This afternoon, a friend emailed me a link to a New York Times blog, teasing, “Did you break some New Yorker’s heart?” The piece is by a city transplant returning West after a soured love affair with a red-haired girl. Its author, Christopher Solomon, is an acclaimed travel writer whose work has appeared in Outside magazine, Men’s Health and Ski.
On his website, Solomon claims he likes to write about passionate people. He is a passionate writer. Each sentence is infused with an instant sense of time and place. Reading about the Virginia native’s attachment to the Pacific Northwest, I was back in the passenger seat of my friend’s vintage BMW, watching the Cascades loom like giants. Despite being a lifelong New Englander, home appeared in the macaroni and cheese I ate at Pike Place Market. It appeared again in the shiny tail of Puget Sound.
Like the red-haired girl he chased East, Solomon’s Manhattan is as alluring as a new love. Hopes are built on the heat of possibility. Over time, flaws appear. Reality emerges slowly, uncomfortably. Pedestals crumble under the weight of expectations. Lovers become like strangers in an overpacked subway car. Solomon’s Gotham infatuation ended with his relationship.
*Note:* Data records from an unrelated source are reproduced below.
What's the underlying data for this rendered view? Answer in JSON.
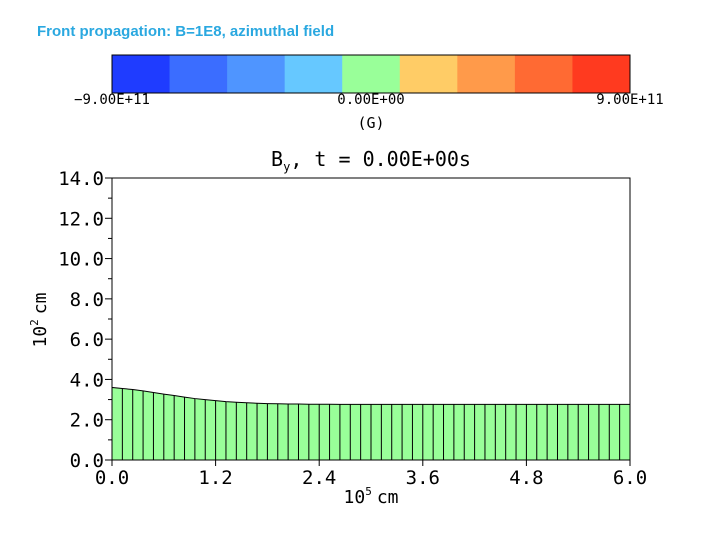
{
  "slide": {
    "title": "Front propagation: B=1E8, azimuthal field"
  },
  "colorbar": {
    "colors": [
      "#1f3cff",
      "#3b6dff",
      "#4f95ff",
      "#66c8ff",
      "#99ff99",
      "#ffcc66",
      "#ff9a4a",
      "#ff6a33",
      "#ff3a1f"
    ],
    "ticks": [
      "−9.00E+11",
      "0.00E+00",
      "9.00E+11"
    ],
    "unit": "(G)"
  },
  "chart_data": {
    "type": "bar",
    "title": "By, t = 0.00E+00s",
    "title_main": "B",
    "title_sub": "y",
    "title_rest": ", t = 0.00E+00s",
    "xlabel_prefix": "10",
    "xlabel_exp": "5",
    "xlabel_unit": "cm",
    "ylabel_prefix": "10",
    "ylabel_exp": "2",
    "ylabel_unit": "cm",
    "xlim": [
      0,
      6.0
    ],
    "ylim": [
      0,
      14.0
    ],
    "xticks": [
      "0.0",
      "1.2",
      "2.4",
      "3.6",
      "4.8",
      "6.0"
    ],
    "yticks": [
      "0.0",
      "2.0",
      "4.0",
      "6.0",
      "8.0",
      "10.0",
      "12.0",
      "14.0"
    ],
    "fill_color": "#99ff99",
    "x": [
      0.0,
      0.12,
      0.24,
      0.36,
      0.48,
      0.6,
      0.72,
      0.84,
      0.96,
      1.08,
      1.2,
      1.32,
      1.44,
      1.56,
      1.68,
      1.8,
      1.92,
      2.04,
      2.16,
      2.28,
      2.4,
      2.52,
      2.64,
      2.76,
      2.88,
      3.0,
      3.12,
      3.24,
      3.36,
      3.48,
      3.6,
      3.72,
      3.84,
      3.96,
      4.08,
      4.2,
      4.32,
      4.44,
      4.56,
      4.68,
      4.8,
      4.92,
      5.04,
      5.16,
      5.28,
      5.4,
      5.52,
      5.64,
      5.76,
      5.88,
      6.0
    ],
    "values": [
      3.6,
      3.55,
      3.5,
      3.43,
      3.35,
      3.27,
      3.2,
      3.12,
      3.05,
      3.0,
      2.95,
      2.9,
      2.87,
      2.84,
      2.82,
      2.8,
      2.79,
      2.78,
      2.78,
      2.77,
      2.77,
      2.77,
      2.76,
      2.76,
      2.76,
      2.76,
      2.76,
      2.76,
      2.76,
      2.76,
      2.76,
      2.76,
      2.76,
      2.76,
      2.76,
      2.76,
      2.76,
      2.76,
      2.76,
      2.76,
      2.76,
      2.76,
      2.76,
      2.76,
      2.76,
      2.76,
      2.76,
      2.76,
      2.76,
      2.76,
      2.76
    ]
  }
}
Oddly, the piece includes a picture of a young man peering at the city’s skyline. Most of the blog’s readers presume Solomon is young, not tough enough to stand the city’s grit. In truth, Solomon looks well into his 30s or 40s. According to his biography, he has eaten whale blubber and chased sunken treasure down the murky bottom of New York Harbor. He is not a young man, nor one who lives life passively.
After all, he knows when it's time to say goodbye.